GALCIT Colloquium

Nematic elastomers are active rubbery solids made of cross-linked polymer chains which have liquid crystals either incorporated into the main chain or pendent from them.  Their structure enables a coupling between the mechanical elasticity of the polymer network and the ordering of the liquid crystals, and this in turn results in fairly complex mechanical behavior (e.g., large spontaneous distortion due to temperature change, soft-elasticity and fine-scale microstructure).

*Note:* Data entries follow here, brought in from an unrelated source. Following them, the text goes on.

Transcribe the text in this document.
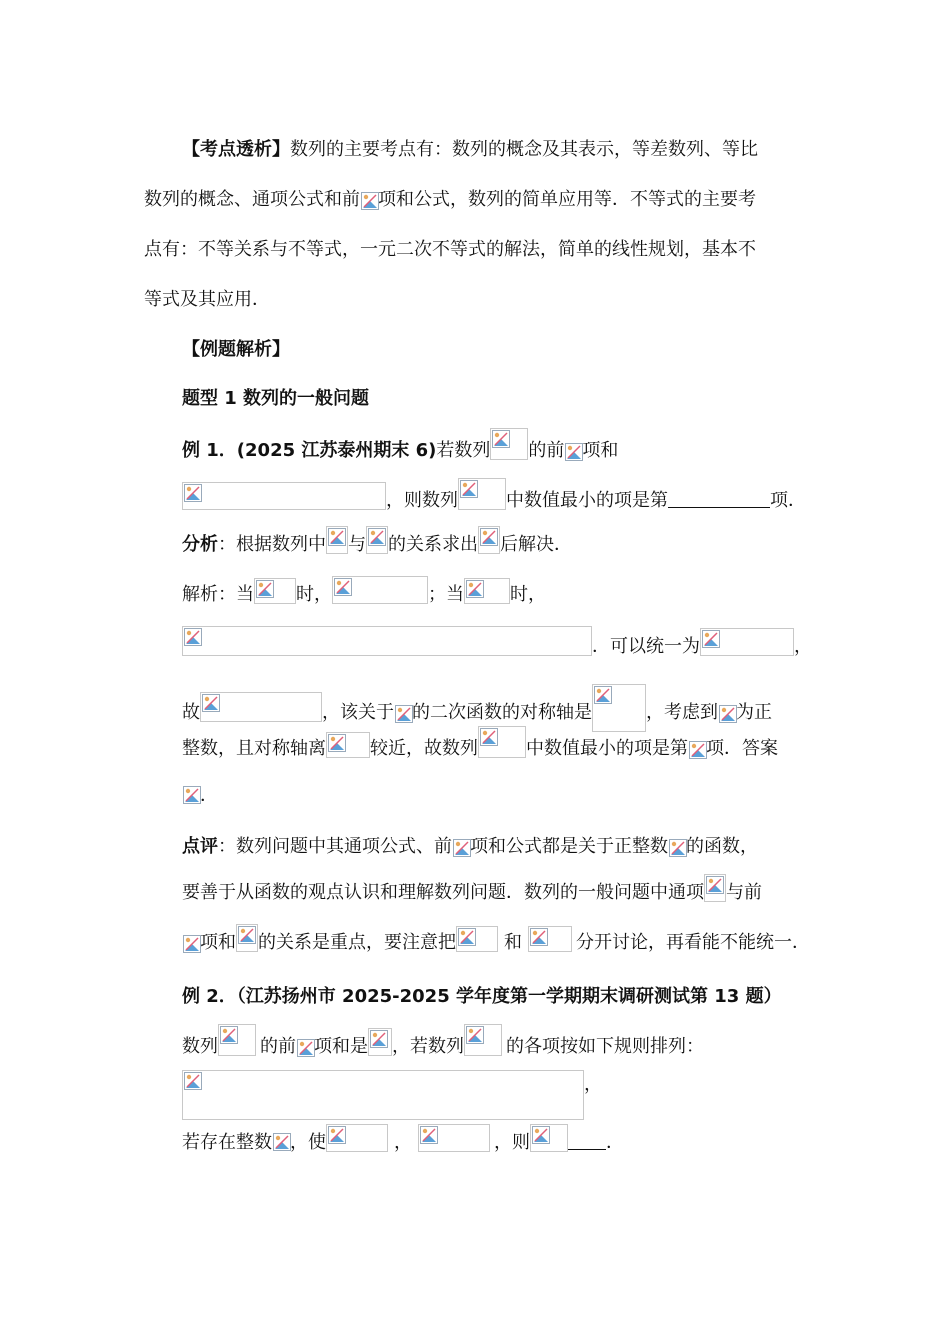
【考点透析】数列的主要考点有：数列的概念及其表示，等差数列、等比
数列的概念、通项公式和前 项和公式，数列的简单应用等．不等式的主要考
点有：不等关系与不等式，一元二次不等式的解法，简单的线性规划，基本不
等式及其应用．
【例题解析】
题型 1 数列的一般问题
例 1．(2025 江苏泰州期末 6)若数列 的前 项和
，则数列	中数值最小的项是第	项．
分析：根据数列中 与 的关系求出 后解决．
解析：当 时，	；当	时，
．可以统一为	，
故	，该关于 的二次函数的对称轴是	，考虑到 为正
整数，且对称轴离 较近，故数列	中数值最小的项是第 项．答案
．
点评：数列问题中其通项公式、前 项和公式都是关于正整数 的函数，
要善于从函数的观点认识和理解数列问题．数列的一般问题中通项 与前
项和 的关系是重点，要注意把	和	分开讨论，再看能不能统一．
例 2．（江苏扬州市 2025-2025 学年度第一学期期末调研测试第 13 题）
数列 的前 项和是 ，若数列 的各项按如下规则排列：
，
若存在整数 ，使	，	，则	．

We study thin sheets of nematic elastomer.  First, we show that thin sheets of a particular class of nematic elastomer can resist wrinkling when stretched.  Second, we show that thin sheets of another class of nematic elastomer can be actuated into a multitude of complex shapes.  In order to obtain these results, we systematically develop two dimensional theories for thin sheets starting from a well-accepted first principals theory for nematic elastomers.  These characterize (i) the mechanical response due to instabilities such as structural wrinkling and fine-scale material microstructure, and (ii) thermal actuation of heterogeneously patterned sheets.  For the latter, we show that the theory, which comes in the form of a two dimensional metric constraint, admits two broad classes of designable actuation in nonisometric origami and lifted surface.  For the former, we show that taut and appreciably stressed sheets of nematic elastomer are capable of suppressing wrinkling by modifying the expected state of stress through the formation of microstructure.